Note: this seems to be a bug. In this case, wouldn’t we want to continue with the old connections and ignore the new? Perhaps not. Perhaps we want to use the newest valid connection and the purpose of this is to get rid of the old, lingering connections by causing them to IOException (see the commit message and comments in the code). Perhaps this was the original thinking but it still does not make so much sense to me.

Ping failure

Presumably, the same as a timeout. However, the comment in the code (and original commit message) might indicate that the author might have thought something else, like that onSuccess would be called. Hard to understand how that could be the case.

New connection closed

Get the clientFutureMap in pendingConnectionClients for this client (why is this done in a loop?)

Call future.set(null) on all the futures..this should result in a call to “Ping Response” above.???? Huh??? Shouldn’t this be a cancel instead of a set(null)?? Shouldn’t we continue with the old connections in this case? This looks to me like it will literally trigger a notification of the new client...which disconnected!

10 second timer fires

Cancel the clientFutures for this new client in its clientFutureMap. Huh!?!? Wouldn’t we want to also notify about the new connection? Presumably if the 10 second timer fires (it’s called the clientEchoTimeout) wouldn’t we assume those clients are dead?

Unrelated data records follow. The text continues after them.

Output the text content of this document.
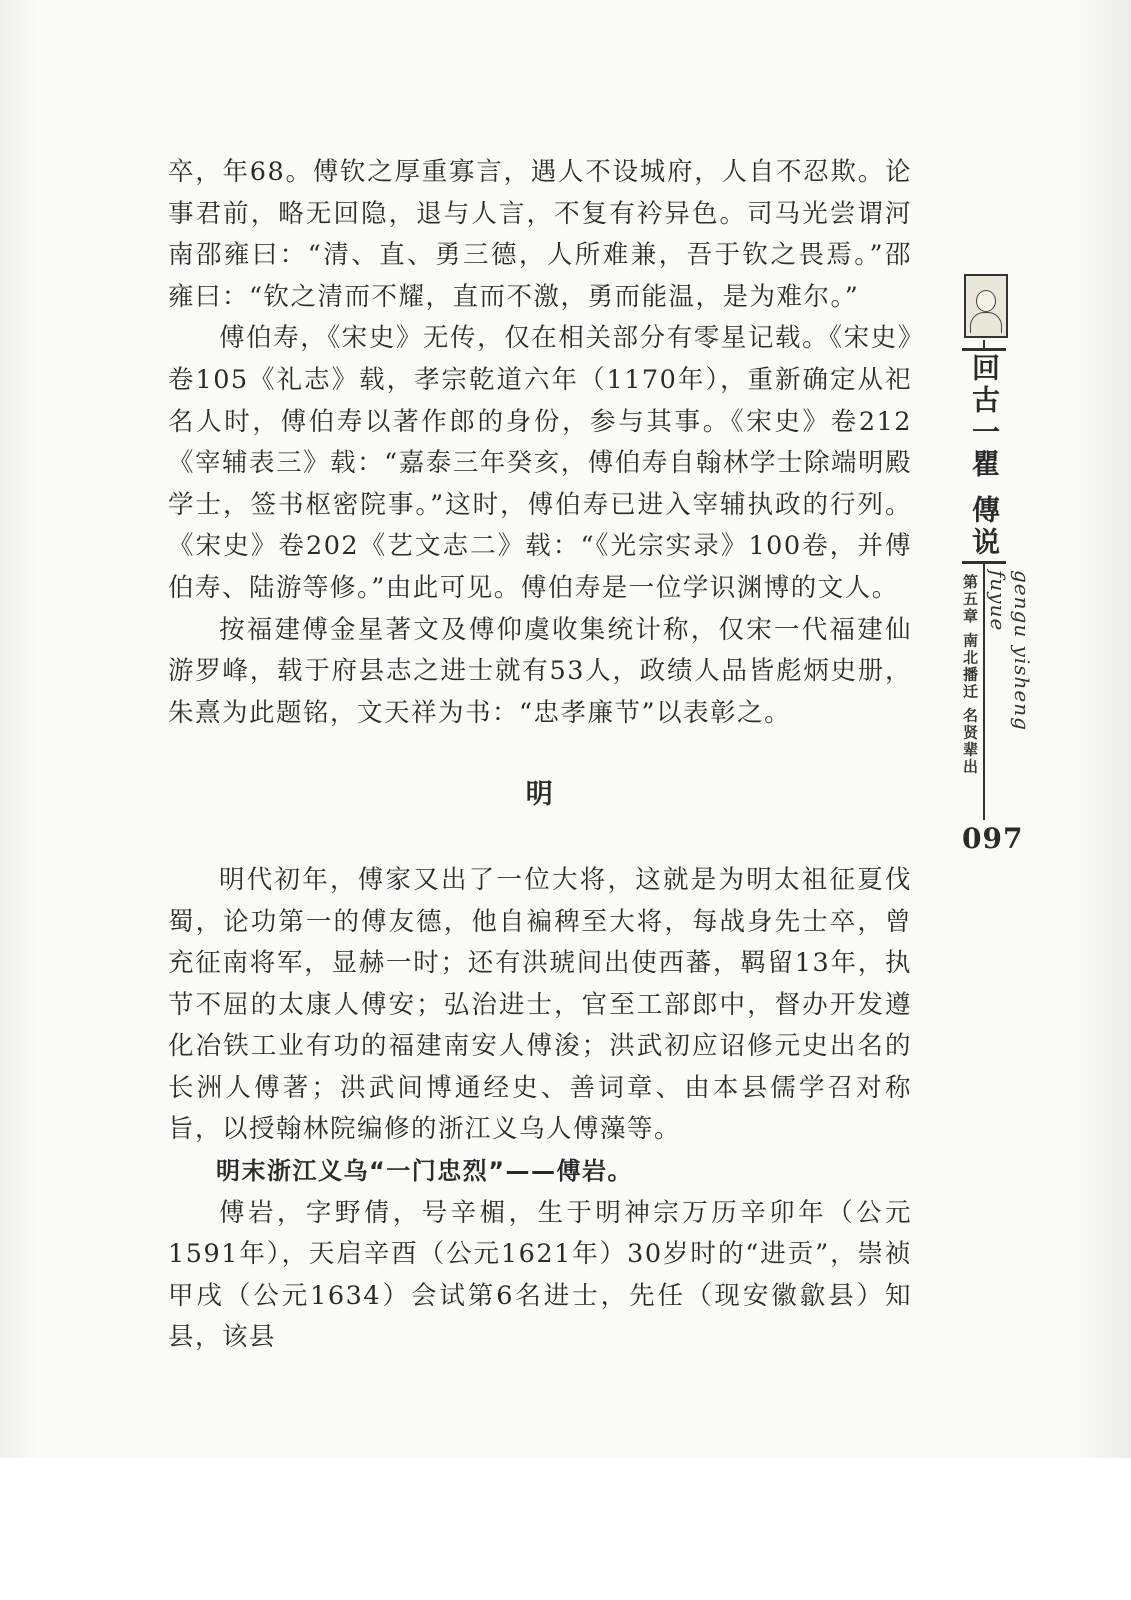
卒，年68。傅钦之厚重寡言，遇人不设城府，人自不忍欺。论事君前，略无回隐，退与人言，不复有衿异色。司马光尝谓河南邵雍曰：“清、直、勇三德，人所难兼，吾于钦之畏焉。”邵雍曰：“钦之清而不耀，直而不激，勇而能温，是为难尔。”

傅伯寿，《宋史》无传，仅在相关部分有零星记载。《宋史》卷105《礼志》载，孝宗乾道六年（1170年），重新确定从祀名人时，傅伯寿以著作郎的身份，参与其事。《宋史》卷212《宰辅表三》载：“嘉泰三年癸亥，傅伯寿自翰林学士除端明殿学士，签书枢密院事。”这时，傅伯寿已进入宰辅执政的行列。《宋史》卷202《艺文志二》载：“《光宗实录》100卷，并傅伯寿、陆游等修。”由此可见。傅伯寿是一位学识渊博的文人。

按福建傅金星著文及傅仰虞收集统计称，仅宋一代福建仙游罗峰，载于府县志之进士就有53人，政绩人品皆彪炳史册，朱熹为此题铭，文天祥为书：“忠孝廉节”以表彰之。

明

明代初年，傅家又出了一位大将，这就是为明太祖征夏伐蜀，论功第一的傅友德，他自褊稗至大将，每战身先士卒，曾充征南将军，显赫一时；还有洪琥间出使西蕃，羁留13年，执节不屈的太康人傅安；弘治进士，官至工部郎中，督办开发遵化冶铁工业有功的福建南安人傅浚；洪武初应诏修元史出名的长洲人傅著；洪武间博通经史、善词章、由本县儒学召对称旨，以授翰林院编修的浙江义乌人傅藻等。

明末浙江义乌“一门忠烈”——傅岩。

傅岩，字野倩，号辛楣，生于明神宗万历辛卯年（公元1591年），天启辛酉（公元1621年）30岁时的“进贡”，崇祯甲戌（公元1634）会试第6名进士，先任（现安徽歙县）知县，该县

回古一瞿 傳说
第五章 南北播迁 名贤辈出	gengu yisheng fuyue
097
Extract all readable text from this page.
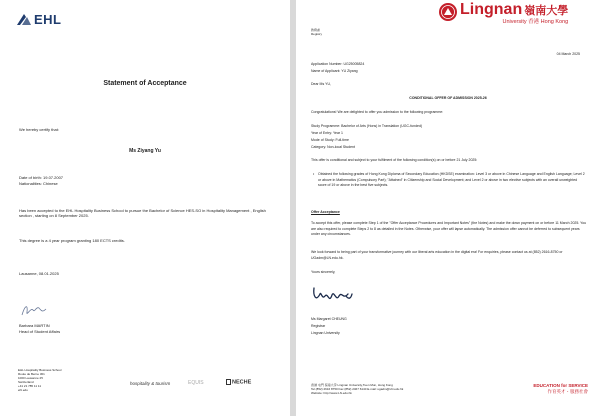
EHL
Statement of Acceptance
We hereby certify that:
Ms Ziyang Yu
Date of birth: 19.07.2007
Nationalities: Chinese
Has been accepted to the EHL Hospitality Business School to pursue the Bachelor of Science HES-SO in Hospitality Management , English section , starting on 8 September 2025.
This degree is a 4 year program granting 180 ECTS credits.
Lausanne, 08.01.2025
Barbara MARTIN
Head of Student Affairs
EHL Hospitality Business School
Route de Berne 301
1000 Lausanne 25
Switzerland
+41 21 785 11 11
ehl.edu
hospitality & tourism	EQUIS	NECHE
Lingnan 嶺南大學
University 香港 Hong Kong
教務處
Registry
04 March 2025
Application Number: UG25005824
Name of Applicant: YU Ziyang
Dear Ms YU,
CONDITIONAL OFFER OF ADMISSION 2025-26
Congratulations! We are delighted to offer you admission to the following programme:
Study Programme: Bachelor of Arts (Hons) in Translation (UGC-funded)
Year of Entry: Year 1
Mode of Study: Full-time
Category: Non-local Student
This offer is conditional and subject to your fulfilment of the following condition(s) on or before 21 July 2025:
• Obtained the following grades of Hong Kong Diploma of Secondary Education (HKDSE) examination: Level 3 or above in Chinese Language and English Language; Level 2 or above in Mathematics (Compulsory Part); "Attained" in Citizenship and Social Development; and Level 2 or above in two elective subjects with an overall unweighted score of 19 or above in the best five subjects.
Offer Acceptance
To accept this offer, please complete Step 1 of the "Offer Acceptance Procedures and Important Notes" (the Notes) and make the down payment on or before 11 March 2025. You are also required to complete Steps 2 to 8 as detailed in the Notes. Otherwise, your offer will lapse automatically. The admission offer cannot be deferred to subsequent years under any circumstances.
We look forward to being part of your transformative journey with our liberal arts education in the digital era! For enquiries, please contact us at (852) 2616-8750 or UGadm@LN.edu.hk.
Yours sincerely,
Ms Margaret CHEUNG
Registrar
Lingnan University
香港 屯門 嶺南大學 Lingnan University,Tuen Mun, Hong Kong
Tel (852) 2616 8750 Fax (852) 2467 6140 E-mail: ugadm@LN.edu.hk
Website: http://www.LN.edu.hk
EDUCATION for SERVICE
作育英才・服務社會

Josh Hershberg <jhershbe@...>
 

All, 

This bug [0] has me looking at StalePassiveConnectionService and aside from this specific bug, it seems there may be other issues. I took some notes about how this class seems to work and the questions are in bold. I have some fixes in mind (and a patch with a rough show of one of them that really needs to be reworked). 

I would REALLY appreciate at least another set of eyes on this. Please see my analysis below.


-Josh

Analysis of event handling in StalePassiveConnectionService

Global structures:

clientFutureMap (not technically global, but passed around): a map of old client ->SettableFuture

pendingConnectionClients: Maps a new client -> clientFutureMap (where all the old clients are to that same OVS)


handleNewPassiveConnection

pendingConnectionClients.put(newClient, new clientFutureMap)

For each old client

Add a future to the clientFutureMap

Start a ping

Start a 10 second timer (echoTimeoutFuture) Note: this seems to be a timeout to determine that the echo pings have failed. Why set it to 10 seconds when the rpc client’s timeout (whose future we listen to) is so much smaller? Also, why have this at all, why not just rely on the rpc client’s timeout?

Events:

Ping timeout

Cancellation exception is logged createStaleConnectionFutureCallback’s onFailure

Ping response

createStaleConnectionFutureCallback’s onSuccess:

Remove client from clientFutureMap

If clientFutureMap is empty,

kill the 10 second timer

Notify of new client

Remove new client from pendingConnectionClients

Note: this seems to be a bug. In this case, wouldn’t we want to continue with the old connections and ignore the new? Perhaps not. Perhaps we want to use the newest valid connection and the purpose of this is to get rid of the old, lingering connections by causing them to IOException (see the commit message and comments in the code). Perhaps this was the original thinking but it still does not make so much sense to me.

Ping failure

Presumably, the same as a timeout. However, the comment in the code (and original commit message) might indicate that the author might have thought something else, like that onSuccess would be called. Hard to understand how that could be the case.

New connection closed

Get the clientFutureMap in pendingConnectionClients for this client (why is this done in a loop?)

Call future.set(null) on all the futures..this should result in a call to “Ping Response” above.???? Huh??? Shouldn’t this be a cancel instead of a set(null)?? Shouldn’t we continue with the old connections in this case? This looks to me like it will literally trigger a notification of the new client...which disconnected!

10 second timer fires

Cancel the clientFutures for this new client in its clientFutureMap. Huh!?!? Wouldn’t we want to also notify about the new connection? Presumably if the 10 second timer fires (it’s called the clientEchoTimeout) wouldn’t we assume those clients are dead?